Nas últimas décadas, o estudo da pobreza e da desigualdade na América Latina tem sido fortemente influenciado pelos efeitos persistentes das políticas econômicas neoliberais, que remodelaram os sistemas de proteção social e consolidaram processos de vulnerabilidade estrutural e segmentação institucional (Mesa-Lago; Barba Solano, 2025a; 2025b). A pesquisa social tem se concentrado em compreender a multidimensionalidade da pobreza e desenvolver ferramentas metodológicas para sua mensuração e monitoramento, bem como em analisar o alcance e as limitações dos programas de transferência de renda condicionada, que se expandiram regionalmente, com resultados variáveis entre os contextos rurais e urbanos (Midaglia, Villarespe e Ziccardi, 2013). Diversos estudos urbanos têm demonstrado que, quando implementados em cidades, esses programas apresentam pouca eficácia no combate a formas de pobreza patrimonial, endividamento e acesso desigual à terra e à moradia, em um contexto de políticas habitacionais cada vez mais orientadas por critérios financeiros (Ziccardi, 2020; 2022).
Ao mesmo tempo, a região vivenciou uma financeirização progressiva da vida cotidiana, na qual famílias e comunidades dependem cada vez mais de crédito, dívida e mecanismos privados para acessar bens e serviços essenciais, como moradia, saúde e educação (Lavinas, Araújo e Rubin, 2024), aprofundando as desigualdades existentes e transferindo os riscos para as famílias (Huber e Stephens, 2012; Paura, 2023). Essas dinâmicas estão interligadas a novas formas de trabalho precário, informalidade estrutural, migração forçada, crise climática e violência urbana, moldando cenários complexos nos quais as disparidades territoriais, de gênero, étnico-raciais e geracionais persistem e se agravam (Valencia Lomelí, 2024).
A pandemia de COVID-19 constituiu um ponto de virada, revelando a fragilidade dos sistemas de proteção e bem-estar e expondo a magnitude das desigualdades no acesso a serviços públicos, condições de vida e capacidades de resposta institucional (Barba Solano, Ordóñez e Silva, 2020; Ziccardi, 2020). Foi um fenômeno global e predominantemente urbano (Bringel e Pleyers, 2020): 90% das infecções concentraram-se nas cidades, afetando desproporcionalmente as populações residentes em bairros densamente povoados, superlotados e de baixa renda, com acesso limitado à infraestrutura básica (Ziccardi, 2022). A crise sanitária trouxe à tona direitos não cumpridos e destacou a necessidade de fortalecer as coalizões distributivas, aumentar o investimento social e avançar em direção a sistemas de atenção integral (Batthyány, 2020), bem como reconstruir o "edifício da proteção e do bem-estar" regional (Martínez Franzoni e Sánchez-Ancochea, 2022).

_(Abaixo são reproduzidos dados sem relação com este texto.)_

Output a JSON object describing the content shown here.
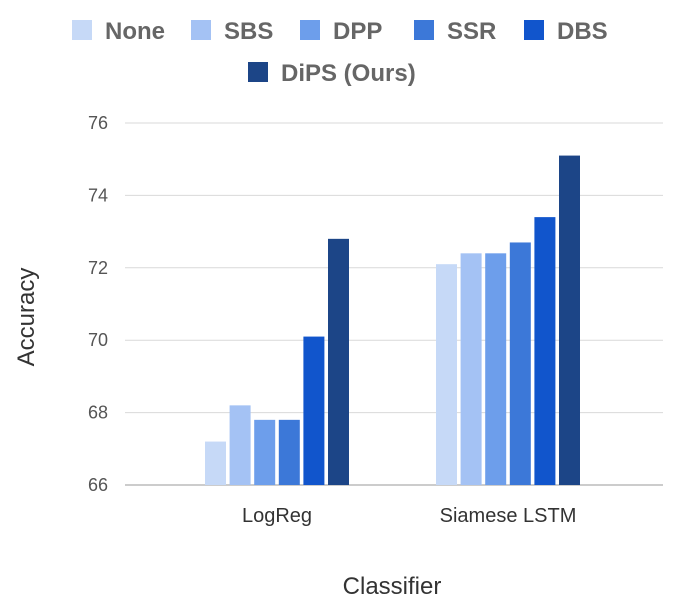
{
  "chart_data": {
    "type": "bar",
    "title": "",
    "xlabel": "Classifier",
    "ylabel": "Accuracy",
    "categories": [
      "LogReg",
      "Siamese LSTM"
    ],
    "ylim": [
      66,
      76
    ],
    "yticks": [
      66,
      68,
      70,
      72,
      74,
      76
    ],
    "grid": true,
    "legend_position": "top",
    "series": [
      {
        "name": "None",
        "color": "#c6d9f7",
        "values": [
          67.2,
          72.1
        ]
      },
      {
        "name": "SBS",
        "color": "#a4c2f4",
        "values": [
          68.2,
          72.4
        ]
      },
      {
        "name": "DPP",
        "color": "#6d9eeb",
        "values": [
          67.8,
          72.4
        ]
      },
      {
        "name": "SSR",
        "color": "#3c78d8",
        "values": [
          67.8,
          72.7
        ]
      },
      {
        "name": "DBS",
        "color": "#1155cc",
        "values": [
          70.1,
          73.4
        ]
      },
      {
        "name": "DiPS (Ours)",
        "color": "#1c4587",
        "values": [
          72.8,
          75.1
        ]
      }
    ]
  }
}
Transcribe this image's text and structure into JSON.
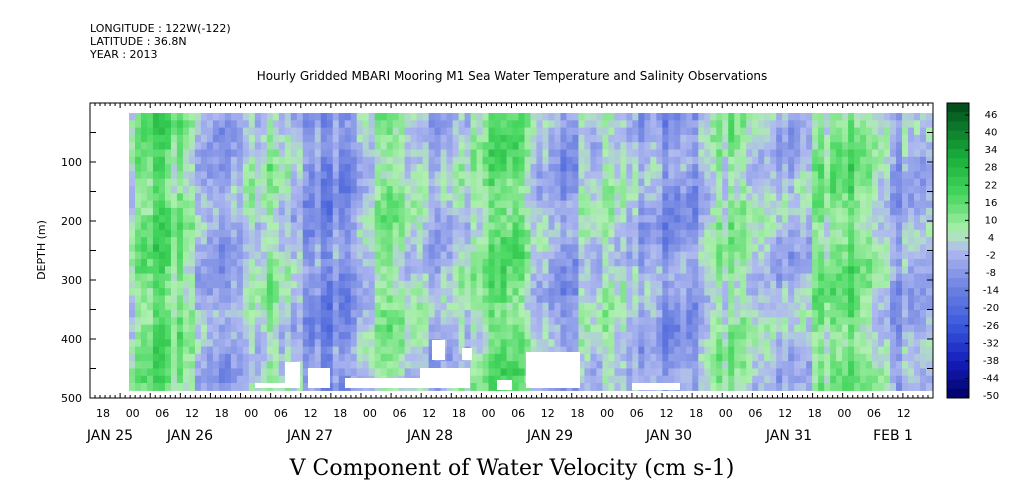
{
  "header": {
    "longitude": "LONGITUDE : 122W(-122)",
    "latitude": "LATITUDE : 36.8N",
    "year": "YEAR : 2013"
  },
  "chart_data": {
    "type": "heatmap",
    "title": "Hourly Gridded MBARI Mooring M1 Sea Water Temperature and Salinity Observations",
    "xlabel": "V Component of Water Velocity (cm s-1)",
    "ylabel": "DEPTH (m)",
    "ylim": [
      500,
      0
    ],
    "y_ticks": [
      100,
      200,
      300,
      400,
      500
    ],
    "x_hour_ticks": [
      "18",
      "00",
      "06",
      "12",
      "18",
      "00",
      "06",
      "12",
      "18",
      "00",
      "06",
      "12",
      "18",
      "00",
      "06",
      "12",
      "18",
      "00",
      "06",
      "12",
      "18",
      "00",
      "06",
      "12",
      "18",
      "00",
      "06",
      "12"
    ],
    "x_date_labels": [
      "JAN 25",
      "JAN 26",
      "JAN 27",
      "JAN 28",
      "JAN 29",
      "JAN 30",
      "JAN 31",
      "FEB  1"
    ],
    "colorbar_levels": [
      "46",
      "40",
      "34",
      "28",
      "22",
      "16",
      "10",
      "4",
      "-2",
      "-8",
      "-14",
      "-20",
      "-26",
      "-32",
      "-38",
      "-44",
      "-50"
    ],
    "colorbar_range": [
      -50,
      46
    ],
    "colors": {
      "strong_negative": "#00006a",
      "negative": "#3a55d8",
      "weak_negative": "#a9b4f0",
      "weak_positive": "#a9eea9",
      "positive": "#22c83c",
      "strong_positive": "#004d1f",
      "missing": "#ffffff"
    }
  }
}
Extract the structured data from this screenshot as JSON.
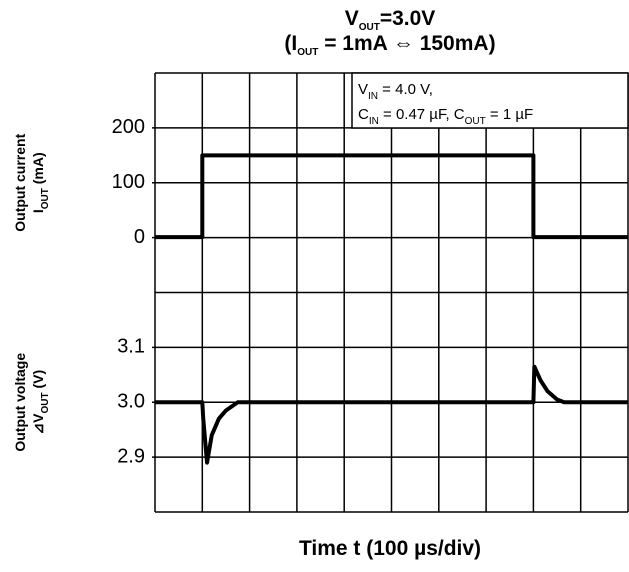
{
  "chart_data": [
    {
      "type": "line",
      "title": [
        [
          "V",
          "OUT",
          "=3.0V"
        ],
        [
          "(I",
          "OUT",
          " = 1mA ⇔ 150mA)"
        ]
      ],
      "xlabel": "Time  t  (100 µs/div)",
      "ylabel": [
        "Output current",
        [
          "I",
          "OUT",
          "  (mA)"
        ]
      ],
      "annotation": [
        [
          "V",
          "IN",
          " = 4.0 V,"
        ],
        [
          "C",
          "IN",
          " = 0.47 µF, C",
          "OUT",
          " = 1 µF"
        ]
      ],
      "xlim": [
        0,
        1000
      ],
      "xticks": [
        0,
        100,
        200,
        300,
        400,
        500,
        600,
        700,
        800,
        900,
        1000
      ],
      "ylim": [
        -500,
        300
      ],
      "yticks": [
        0,
        100,
        200
      ],
      "x": [
        0,
        100,
        100,
        800,
        800,
        1000
      ],
      "series": [
        {
          "color": "#000000",
          "values": [
            1,
            1,
            150,
            150,
            1,
            1
          ]
        }
      ]
    },
    {
      "type": "line",
      "ylabel": [
        "Output voltage",
        [
          "⊿V",
          "OUT",
          "  (V)"
        ]
      ],
      "xlim": [
        0,
        1000
      ],
      "ylim": [
        2.8,
        3.6
      ],
      "yticks": [
        3.1,
        {
          "value": 3,
          "label": "3.0"
        },
        2.9
      ],
      "x": [
        0,
        100,
        102,
        110,
        120,
        135,
        150,
        175,
        800,
        802,
        815,
        830,
        850,
        865,
        1000
      ],
      "series": [
        {
          "color": "#000000",
          "values": [
            3.0,
            3.0,
            2.97,
            2.89,
            2.94,
            2.97,
            2.985,
            3.0,
            3.0,
            3.065,
            3.04,
            3.02,
            3.005,
            3.0,
            3.0
          ]
        }
      ]
    }
  ]
}
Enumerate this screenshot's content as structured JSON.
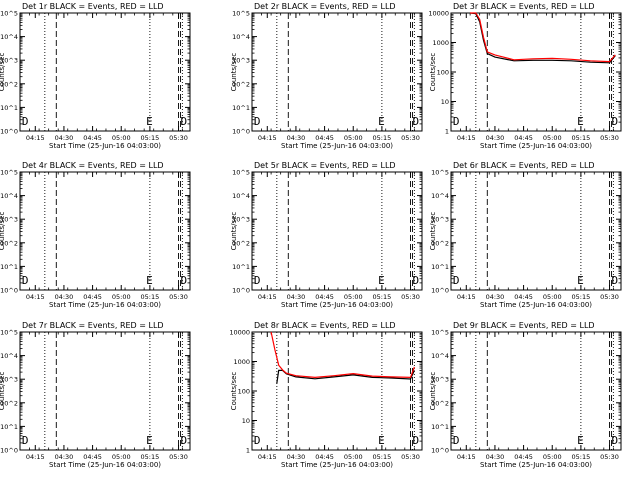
{
  "chart_data": [
    {
      "type": "line",
      "title": "Det 1r BLACK = Events, RED = LLD",
      "xlabel": "Start Time (25-Jun-16 04:03:00)",
      "ylabel": "Counts/sec",
      "yscale": "log",
      "ylim": [
        1,
        10000
      ],
      "ytick_labels": [
        "10^0",
        "10^1",
        "10^2",
        "10^3",
        "10^4",
        "10^5"
      ],
      "xtick_labels": [
        "04:15",
        "04:30",
        "04:45",
        "05:00",
        "05:15",
        "05:30"
      ],
      "markers": [
        "D",
        "E",
        "D"
      ],
      "series": []
    },
    {
      "type": "line",
      "title": "Det 2r BLACK = Events, RED = LLD",
      "xlabel": "Start Time (25-Jun-16 04:03:00)",
      "ylabel": "Counts/sec",
      "yscale": "log",
      "ylim": [
        1,
        10000
      ],
      "ytick_labels": [
        "10^0",
        "10^1",
        "10^2",
        "10^3",
        "10^4",
        "10^5"
      ],
      "xtick_labels": [
        "04:15",
        "04:30",
        "04:45",
        "05:00",
        "05:15",
        "05:30"
      ],
      "markers": [
        "D",
        "E",
        "D"
      ],
      "series": []
    },
    {
      "type": "line",
      "title": "Det 3r BLACK = Events, RED = LLD",
      "xlabel": "Start Time (25-Jun-16 04:03:00)",
      "ylabel": "Counts/sec",
      "yscale": "log",
      "ylim": [
        1,
        10000
      ],
      "ytick_labels": [
        "1",
        "10",
        "100",
        "1000",
        "10000"
      ],
      "xtick_labels": [
        "04:15",
        "04:30",
        "04:45",
        "05:00",
        "05:15",
        "05:30"
      ],
      "markers": [
        "D",
        "E",
        "D"
      ],
      "series": [
        {
          "color": "#000000",
          "x": [
            "04:17",
            "04:20",
            "04:22",
            "04:24",
            "04:26",
            "04:30",
            "04:40",
            "04:50",
            "05:00",
            "05:10",
            "05:20",
            "05:30",
            "05:33"
          ],
          "y": [
            10000,
            9500,
            5000,
            1200,
            420,
            320,
            240,
            250,
            250,
            240,
            215,
            205,
            360
          ]
        },
        {
          "color": "#ff0000",
          "x": [
            "04:17",
            "04:20",
            "04:22",
            "04:24",
            "04:26",
            "04:30",
            "04:40",
            "04:50",
            "05:00",
            "05:10",
            "05:20",
            "05:30",
            "05:33"
          ],
          "y": [
            10000,
            10000,
            6000,
            1500,
            480,
            380,
            260,
            280,
            290,
            270,
            240,
            225,
            380
          ]
        }
      ]
    },
    {
      "type": "line",
      "title": "Det 4r BLACK = Events, RED = LLD",
      "xlabel": "Start Time (25-Jun-16 04:03:00)",
      "ylabel": "Counts/sec",
      "yscale": "log",
      "ylim": [
        1,
        10000
      ],
      "ytick_labels": [
        "10^0",
        "10^1",
        "10^2",
        "10^3",
        "10^4",
        "10^5"
      ],
      "xtick_labels": [
        "04:15",
        "04:30",
        "04:45",
        "05:00",
        "05:15",
        "05:30"
      ],
      "markers": [
        "D",
        "E",
        "D"
      ],
      "series": []
    },
    {
      "type": "line",
      "title": "Det 5r BLACK = Events, RED = LLD",
      "xlabel": "Start Time (25-Jun-16 04:03:00)",
      "ylabel": "Counts/sec",
      "yscale": "log",
      "ylim": [
        1,
        10000
      ],
      "ytick_labels": [
        "10^0",
        "10^1",
        "10^2",
        "10^3",
        "10^4",
        "10^5"
      ],
      "xtick_labels": [
        "04:15",
        "04:30",
        "04:45",
        "05:00",
        "05:15",
        "05:30"
      ],
      "markers": [
        "D",
        "E",
        "D"
      ],
      "series": []
    },
    {
      "type": "line",
      "title": "Det 6r BLACK = Events, RED = LLD",
      "xlabel": "Start Time (25-Jun-16 04:03:00)",
      "ylabel": "Counts/sec",
      "yscale": "log",
      "ylim": [
        1,
        10000
      ],
      "ytick_labels": [
        "10^0",
        "10^1",
        "10^2",
        "10^3",
        "10^4",
        "10^5"
      ],
      "xtick_labels": [
        "04:15",
        "04:30",
        "04:45",
        "05:00",
        "05:15",
        "05:30"
      ],
      "markers": [
        "D",
        "E",
        "D"
      ],
      "series": []
    },
    {
      "type": "line",
      "title": "Det 7r BLACK = Events, RED = LLD",
      "xlabel": "Start Time (25-Jun-16 04:03:00)",
      "ylabel": "Counts/sec",
      "yscale": "log",
      "ylim": [
        1,
        10000
      ],
      "ytick_labels": [
        "10^0",
        "10^1",
        "10^2",
        "10^3",
        "10^4",
        "10^5"
      ],
      "xtick_labels": [
        "04:15",
        "04:30",
        "04:45",
        "05:00",
        "05:15",
        "05:30"
      ],
      "markers": [
        "D",
        "E",
        "D"
      ],
      "series": []
    },
    {
      "type": "line",
      "title": "Det 8r BLACK = Events, RED = LLD",
      "xlabel": "Start Time (25-Jun-16 04:03:00)",
      "ylabel": "Counts/sec",
      "yscale": "log",
      "ylim": [
        1,
        10000
      ],
      "ytick_labels": [
        "1",
        "10",
        "100",
        "1000",
        "10000"
      ],
      "xtick_labels": [
        "04:15",
        "04:30",
        "04:45",
        "05:00",
        "05:15",
        "05:30"
      ],
      "markers": [
        "D",
        "E",
        "D"
      ],
      "series": [
        {
          "color": "#000000",
          "x": [
            "04:20",
            "04:21",
            "04:23",
            "04:25",
            "04:30",
            "04:40",
            "04:50",
            "05:00",
            "05:10",
            "05:20",
            "05:30",
            "05:32"
          ],
          "y": [
            180,
            500,
            500,
            380,
            300,
            260,
            300,
            350,
            290,
            275,
            255,
            500
          ]
        },
        {
          "color": "#ff0000",
          "x": [
            "04:17",
            "04:19",
            "04:21",
            "04:23",
            "04:25",
            "04:30",
            "04:40",
            "04:50",
            "05:00",
            "05:10",
            "05:20",
            "05:30",
            "05:32"
          ],
          "y": [
            10000,
            2500,
            750,
            520,
            400,
            330,
            290,
            330,
            390,
            320,
            300,
            290,
            650
          ]
        }
      ]
    },
    {
      "type": "line",
      "title": "Det 9r BLACK = Events, RED = LLD",
      "xlabel": "Start Time (25-Jun-16 04:03:00)",
      "ylabel": "Counts/sec",
      "yscale": "log",
      "ylim": [
        1,
        10000
      ],
      "ytick_labels": [
        "10^0",
        "10^1",
        "10^2",
        "10^3",
        "10^4",
        "10^5"
      ],
      "xtick_labels": [
        "04:15",
        "04:30",
        "04:45",
        "05:00",
        "05:15",
        "05:30"
      ],
      "markers": [
        "D",
        "E",
        "D"
      ],
      "series": []
    }
  ]
}
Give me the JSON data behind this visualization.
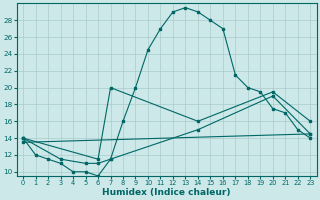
{
  "xlabel": "Humidex (Indice chaleur)",
  "bg_color": "#cce8e8",
  "grid_color": "#aacccc",
  "line_color": "#006666",
  "xlim": [
    -0.5,
    23.5
  ],
  "ylim": [
    9.5,
    30
  ],
  "yticks": [
    10,
    12,
    14,
    16,
    18,
    20,
    22,
    24,
    26,
    28
  ],
  "xticks": [
    0,
    1,
    2,
    3,
    4,
    5,
    6,
    7,
    8,
    9,
    10,
    11,
    12,
    13,
    14,
    15,
    16,
    17,
    18,
    19,
    20,
    21,
    22,
    23
  ],
  "line1_x": [
    0,
    1,
    2,
    3,
    4,
    5,
    6,
    7,
    8,
    9,
    10,
    11,
    12,
    13,
    14,
    15,
    16,
    17,
    18,
    19,
    20,
    21,
    22,
    23
  ],
  "line1_y": [
    14,
    12,
    11.5,
    11,
    10,
    10,
    9.5,
    11.5,
    16,
    20,
    24.5,
    27,
    29,
    29.5,
    29,
    28,
    27,
    21.5,
    20,
    19.5,
    17.5,
    17,
    15,
    14
  ],
  "line2_x": [
    0,
    6,
    7,
    14,
    20,
    23
  ],
  "line2_y": [
    14,
    11.5,
    20,
    16,
    19.5,
    16
  ],
  "line3_x": [
    0,
    3,
    5,
    6,
    7,
    14,
    20,
    23
  ],
  "line3_y": [
    14,
    11.5,
    11,
    11,
    11.5,
    15,
    19,
    14.5
  ],
  "line4_x": [
    0,
    23
  ],
  "line4_y": [
    13.5,
    14.5
  ]
}
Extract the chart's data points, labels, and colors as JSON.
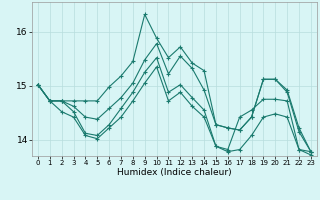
{
  "xlabel": "Humidex (Indice chaleur)",
  "bg_color": "#d8f5f5",
  "grid_color": "#b8dede",
  "line_color": "#1a7a6e",
  "xlim": [
    -0.5,
    23.5
  ],
  "ylim": [
    13.7,
    16.55
  ],
  "yticks": [
    14,
    15,
    16
  ],
  "xticks": [
    0,
    1,
    2,
    3,
    4,
    5,
    6,
    7,
    8,
    9,
    10,
    11,
    12,
    13,
    14,
    15,
    16,
    17,
    18,
    19,
    20,
    21,
    22,
    23
  ],
  "series": [
    [
      15.02,
      14.72,
      14.72,
      14.72,
      14.72,
      14.72,
      14.98,
      15.18,
      15.45,
      16.32,
      15.88,
      15.52,
      15.72,
      15.42,
      15.28,
      14.28,
      14.22,
      14.18,
      14.42,
      15.12,
      15.12,
      14.92,
      14.22,
      13.78
    ],
    [
      15.02,
      14.72,
      14.72,
      14.62,
      14.42,
      14.38,
      14.58,
      14.78,
      15.05,
      15.48,
      15.78,
      15.22,
      15.55,
      15.32,
      14.92,
      14.28,
      14.22,
      14.18,
      14.42,
      15.12,
      15.12,
      14.88,
      14.15,
      13.78
    ],
    [
      15.02,
      14.72,
      14.72,
      14.52,
      14.12,
      14.08,
      14.28,
      14.58,
      14.88,
      15.25,
      15.52,
      14.88,
      15.02,
      14.78,
      14.55,
      13.88,
      13.82,
      14.42,
      14.55,
      14.75,
      14.75,
      14.72,
      13.82,
      13.78
    ],
    [
      15.02,
      14.72,
      14.52,
      14.42,
      14.08,
      14.02,
      14.22,
      14.42,
      14.72,
      15.05,
      15.35,
      14.72,
      14.88,
      14.62,
      14.42,
      13.88,
      13.78,
      13.82,
      14.08,
      14.42,
      14.48,
      14.42,
      13.82,
      13.72
    ]
  ]
}
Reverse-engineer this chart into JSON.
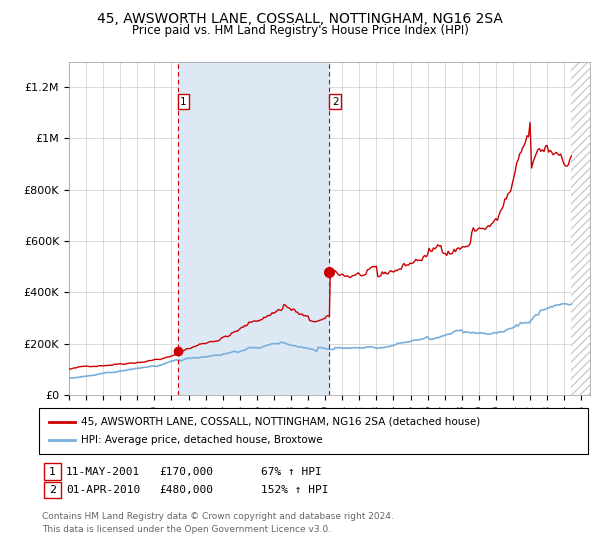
{
  "title": "45, AWSWORTH LANE, COSSALL, NOTTINGHAM, NG16 2SA",
  "subtitle": "Price paid vs. HM Land Registry's House Price Index (HPI)",
  "ylim": [
    0,
    1300000
  ],
  "xlim_left": 1995.0,
  "xlim_right": 2025.5,
  "ytick_values": [
    0,
    200000,
    400000,
    600000,
    800000,
    1000000,
    1200000
  ],
  "ytick_labels": [
    "£0",
    "£200K",
    "£400K",
    "£600K",
    "£800K",
    "£1M",
    "£1.2M"
  ],
  "xtick_values": [
    1995,
    1996,
    1997,
    1998,
    1999,
    2000,
    2001,
    2002,
    2003,
    2004,
    2005,
    2006,
    2007,
    2008,
    2009,
    2010,
    2011,
    2012,
    2013,
    2014,
    2015,
    2016,
    2017,
    2018,
    2019,
    2020,
    2021,
    2022,
    2023,
    2024,
    2025
  ],
  "transaction1_x": 2001.36,
  "transaction1_price": 170000,
  "transaction2_x": 2010.25,
  "transaction2_price": 480000,
  "property_color": "#cc0000",
  "hpi_color": "#7aaedb",
  "shaded_region_color": "#dce9f5",
  "vline_color": "#cc0000",
  "bg_color": "#ffffff",
  "grid_color": "#cccccc",
  "hatch_region_start": 2024.42,
  "hatch_region_end": 2025.5,
  "legend_property": "45, AWSWORTH LANE, COSSALL, NOTTINGHAM, NG16 2SA (detached house)",
  "legend_hpi": "HPI: Average price, detached house, Broxtowe",
  "footer": "Contains HM Land Registry data © Crown copyright and database right 2024.\nThis data is licensed under the Open Government Licence v3.0.",
  "table_rows": [
    [
      "1",
      "11-MAY-2001",
      "£170,000",
      "67% ↑ HPI"
    ],
    [
      "2",
      "01-APR-2010",
      "£480,000",
      "152% ↑ HPI"
    ]
  ]
}
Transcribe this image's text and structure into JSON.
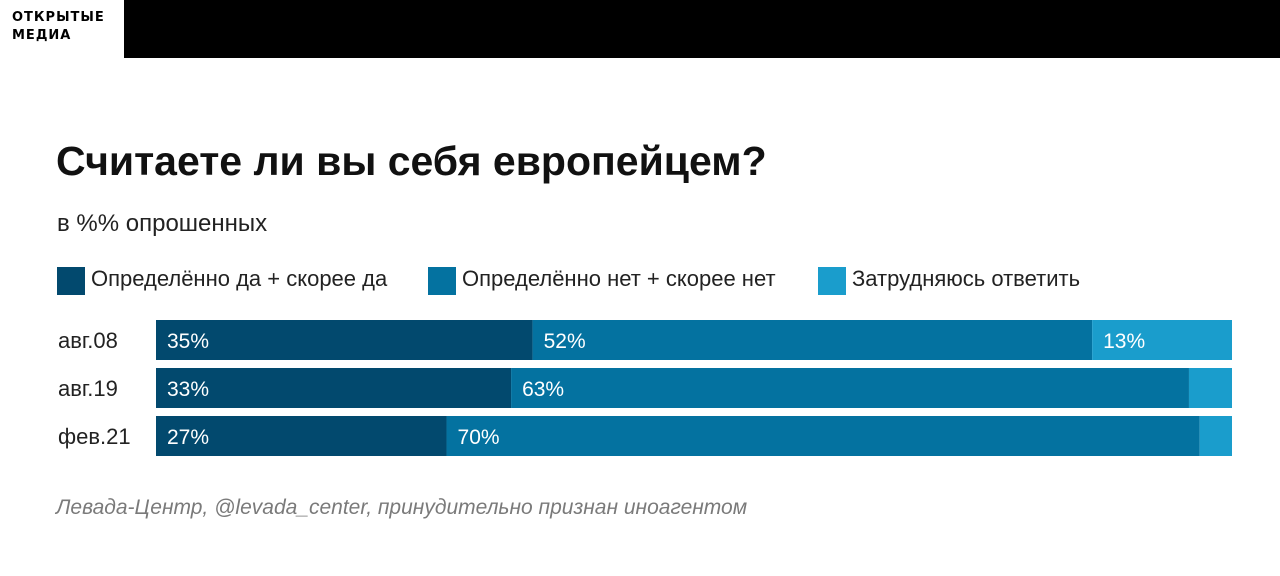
{
  "header": {
    "logo_line1": "ОТКРЫТЫЕ",
    "logo_line2": "МЕДИА"
  },
  "chart_data": {
    "type": "bar",
    "orientation": "horizontal",
    "stacked": true,
    "percent": true,
    "title": "Считаете ли вы себя европейцем?",
    "subtitle": "в %% опрошенных",
    "categories": [
      "авг.08",
      "авг.19",
      "фев.21"
    ],
    "series": [
      {
        "name": "Определённо да + скорее да",
        "values": [
          35,
          33,
          27
        ],
        "labels": [
          "35%",
          "33%",
          "27%"
        ],
        "color": "#02496e"
      },
      {
        "name": "Определённо нет + скорее нет",
        "values": [
          52,
          63,
          70
        ],
        "labels": [
          "52%",
          "63%",
          "70%"
        ],
        "color": "#0472a0"
      },
      {
        "name": "Затрудняюсь ответить",
        "values": [
          13,
          4,
          3
        ],
        "labels": [
          "13%",
          "",
          ""
        ],
        "color": "#1a9dcc"
      }
    ],
    "legend_position": "top",
    "grid": false,
    "source": "Левада-Центр, @levada_center, принудительно признан иноагентом"
  }
}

O estudo da pobreza possui relevância teórica central, pois permite compreender as estruturas econômicas, sociais e políticas que produzem e reproduzem a desigualdade. A pobreza transcende a privação material, expressando um fenômeno relacional e estrutural que reflete a distribuição de poder, bens e recursos na sociedade. Analisá-la implica questionar os limites do desenvolvimento capitalista, as formas de reconhecimento da cidadania e os significados de bem-estar. Considerando a relevância teórica do estudo das condições de vida de indivíduos e famílias na América Latina, o trabalho desenvolvido pelo Grupo de Trabalho ao longo de seus 25 anos de existência consolidou uma contribuição substancial ao pensamento acadêmico latino-americano sobre pobreza, desigualdade e proteção social. Isso se evidencia pela extensa produção coletiva e individual de seus membros, pelo crescente número de citações acadêmicas e pelas recorrentes referências às suas abordagens em debates regionais sobre regimes de bem-estar social, heterogeneidade estrutural e políticas urbanas. Os pesquisadores do Grupo de Trabalho fortaleceram a discussão teórica e comparativa sobre transferências monetárias, sistemas de saúde, assistência, habitação e desigualdades urbanas, contribuindo para o desenvolvimento conceitual de noções como vulnerabilidade estrutural, modernização conservadora, financeirização da vida cotidiana e modelos híbridos de proteção social na região. Essa produção resultou em livros editados, dossiês, artigos revisados por pares e materiais didáticos utilizados em programas de pós-graduação em universidades latino-americanas e europeias, ampliando o impacto acadêmico do Grupo de Trabalho.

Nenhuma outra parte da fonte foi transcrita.